Citation
"COMMUNAUTE RWANDAISE DE FRANCE"
61, rue du Faubourg Saint Denis
75010 Paris
Paris, le 20 décembre 1990
Madame Monsieur,
Le Rwanda n'est plus à la une de l'actualité des médias. Pourtant, des
milliers d'hommes, de femmes et d'enfants souffrent et meurent dans les prisons et
autres centres de détention du pays. C’est pour briser le silence qui entoure cette
situation tragique que nous vous avons convié à cette conférence de presse.
Au Rwanda, le mépris des droits élémentaires ne date pas d'aujourd'hui.
En effet, depuis le coup d'état militaire de 1973 qui l'a porté au pouvoir, le Général
Major Juvénal Habyarimana s'est rendu coupable de graves atteintes aux Droits de
l'Homme. Nous pouvons rappeler ici l'élimination physique dans des conditions
restées mystérieuses de plus de quarante dirigeants du précédent régime.
Des journalistes, comme l'abbé Sylvio Sindambiwe ont été victime
d'assassinat déguisé en accident de la route. D'autres ont été arrêtés et emprisonnés :
c'est le cas de Vincent Rwabukwisi, condamné à quinze ans de prison par la Cour de
Sûreté de l'Etat le 22 octobre 1990... tout simplement pour avoir exercé son métier.

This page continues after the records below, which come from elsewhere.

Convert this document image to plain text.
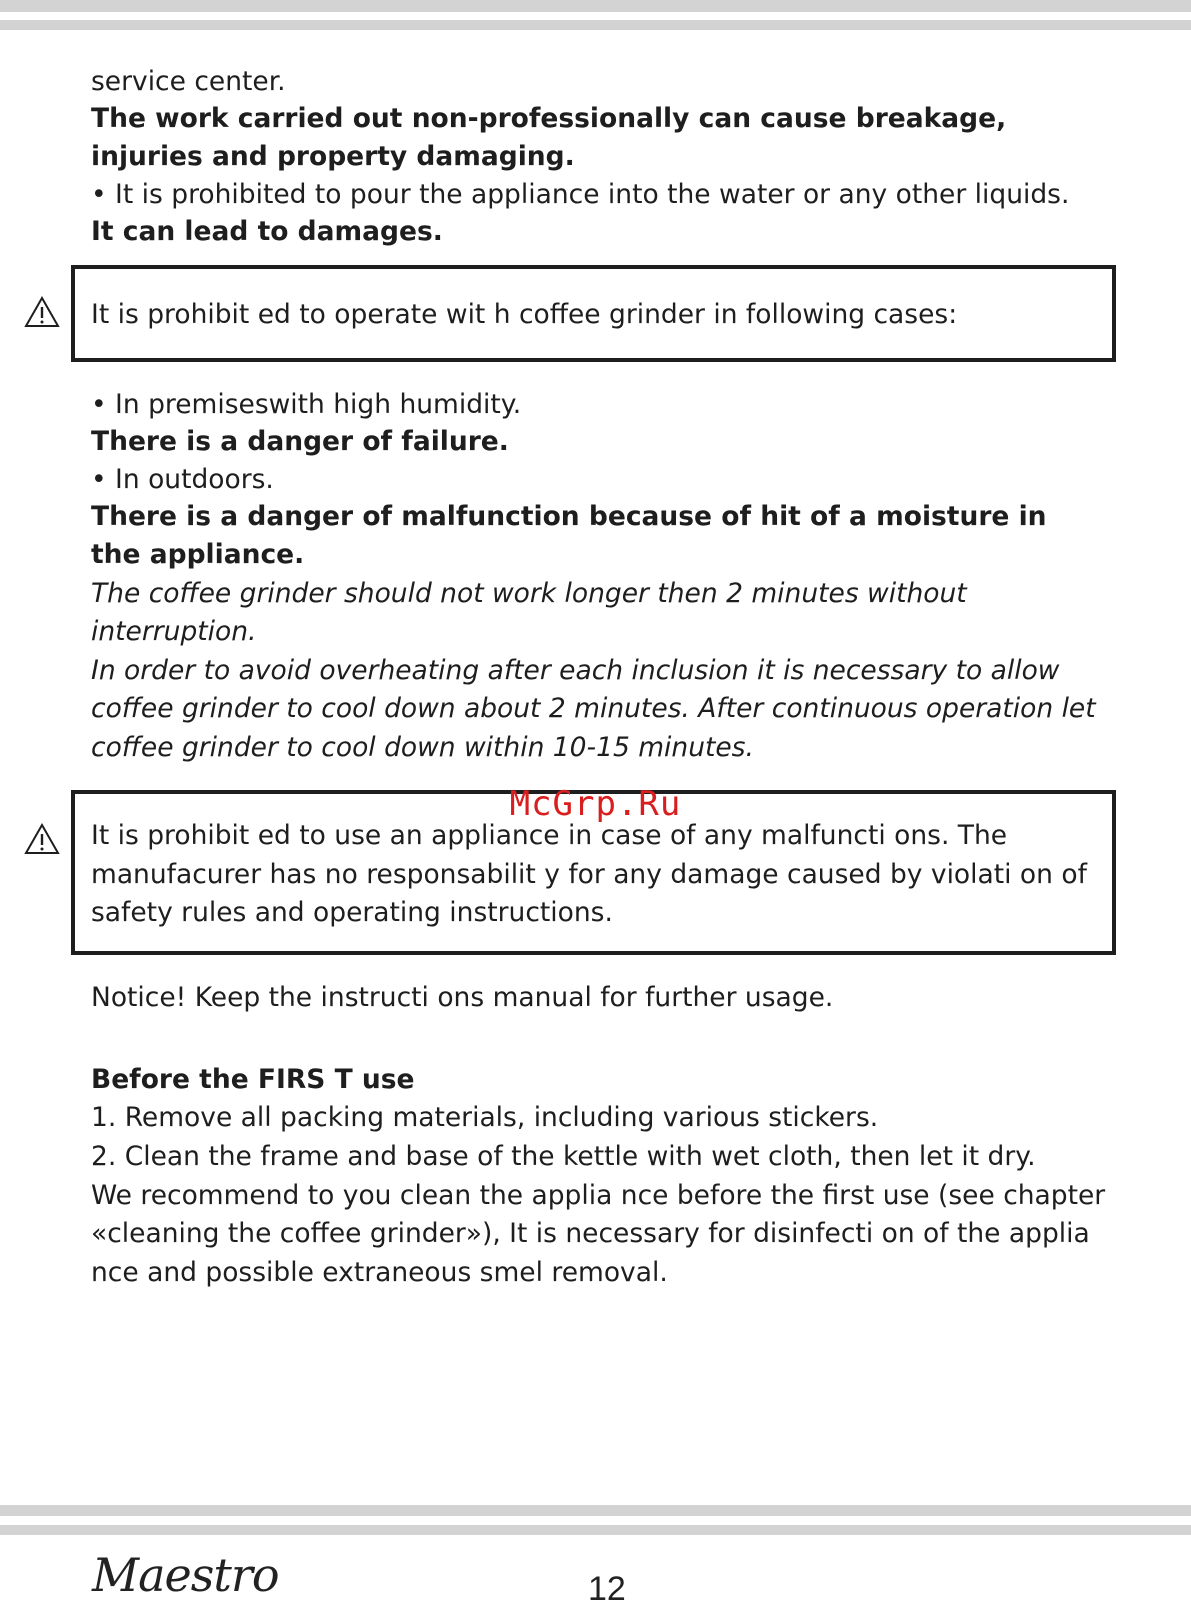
service center.

The work carried out non-professionally can cause breakage,

injuries and property damaging.

• It is prohibited to pour the appliance into the water or any other liquids.

It can lead to damages.

It is prohibit ed to operate wit h coffee grinder in following cases:

• In premiseswith high humidity.

There is a danger of failure.

• In outdoors.

There is a danger of malfunction because of hit of a moisture in

the appliance.

The coffee grinder should not work longer then 2 minutes without

interruption.

In order to avoid overheating after each inclusion it is necessary to allow

coffee grinder to cool down about 2 minutes. After continuous operation let

coffee grinder to cool down within 10-15 minutes.

It is prohibit ed to use an appliance in case of any malfuncti ons. The

manufacurer has no responsabilit y for any damage caused by violati on of

safety rules and operating instructions.

McGrp.Ru

Notice! Keep the instructi ons manual for further usage.

Before the FIRS T use

1. Remove all packing materials, including various stickers.

2. Clean the frame and base of the kettle with wet cloth, then let it dry.

We recommend to you clean the applia nce before the first use (see chapter

«cleaning the coffee grinder»), It is necessary for disinfecti on of the applia

nce and possible extraneous smel removal.

Maestro	12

Ces journalistes dénoncaient les maux dont souffrent le pays : un
développement de la corruption qui va jusqu'au détournement de l'aide internationale
au profit de dignitaires du régime, tous originaires de la région du président, et
l'exclusion institutionnalisée d'une partie de la population sur des bases "ethniques" et
"régionales". En effet, au Rwanda, l'appartenance "ethnique", obligatoirement
mentionnée sur la carte d'identité, détermine l'accès à l'enseignement et à l'emploi
aussi bien dans Le secteur public que privé.
Le régime actuel est aussi responsable du maintien en exil, contre leur
gré, de plusieurs centaines de milliers de rwandais à qui le droit au retour est refusé
depuis plus de trente ans. Aujourd'hui, le combat opposant le Front Patriotique aux
forces gouvernementales ne peut se comprendre qu'en tenant en compte cette
situation.
Prenant prétexte de ce conflit armé, le gouvernement rwandais a procédé
à l'arrestation de milliers de civils, y compris de femmes, de personnes âgées et
d'enfants mineurs. Ces arrestations continuent. Les libérations annoncées début
novembre ne concernaient que des prisonniers de droit commun, dont l'élargissement
avait été décidé un mois avant le début du conflit, à l’occasion de la visite du pape
Jean-Paul II.
Comment peut-on rester silencieux quand on sait que des milliers de
personnes arbitrairement arrêtées croupissent en prison depuis bientôt trois mois sans
que leur procès soit instruit. Peut-on rester silencieux quand on apprend que certaines
de ces personnes meurent de dysenterie car privées d'hygiène et de tous soins, dans la
prison de Butare, au sud du pays. Certaines sources, difficiles à vérifier mais
concordantes, font état d’un plan d'élimination physique de prisonniers. Des transferts
"par camions entiers" de détenus de la capitale en direction de destinations inconnues
ont été signalés. Pour toutes ces raisons, l'information reprise par Radio France
Internationale le 27 novembre dernier selon laquelle des fosses communes auraient été
préparées le long du fleuve Nyabarongo aux environs de Kigali ne peut que nous
alerter.
Le pire est à craindre si le mur d’indifférence qui entoure la violation des
Droits de l'Homme dans notre pays n'est pas brisé.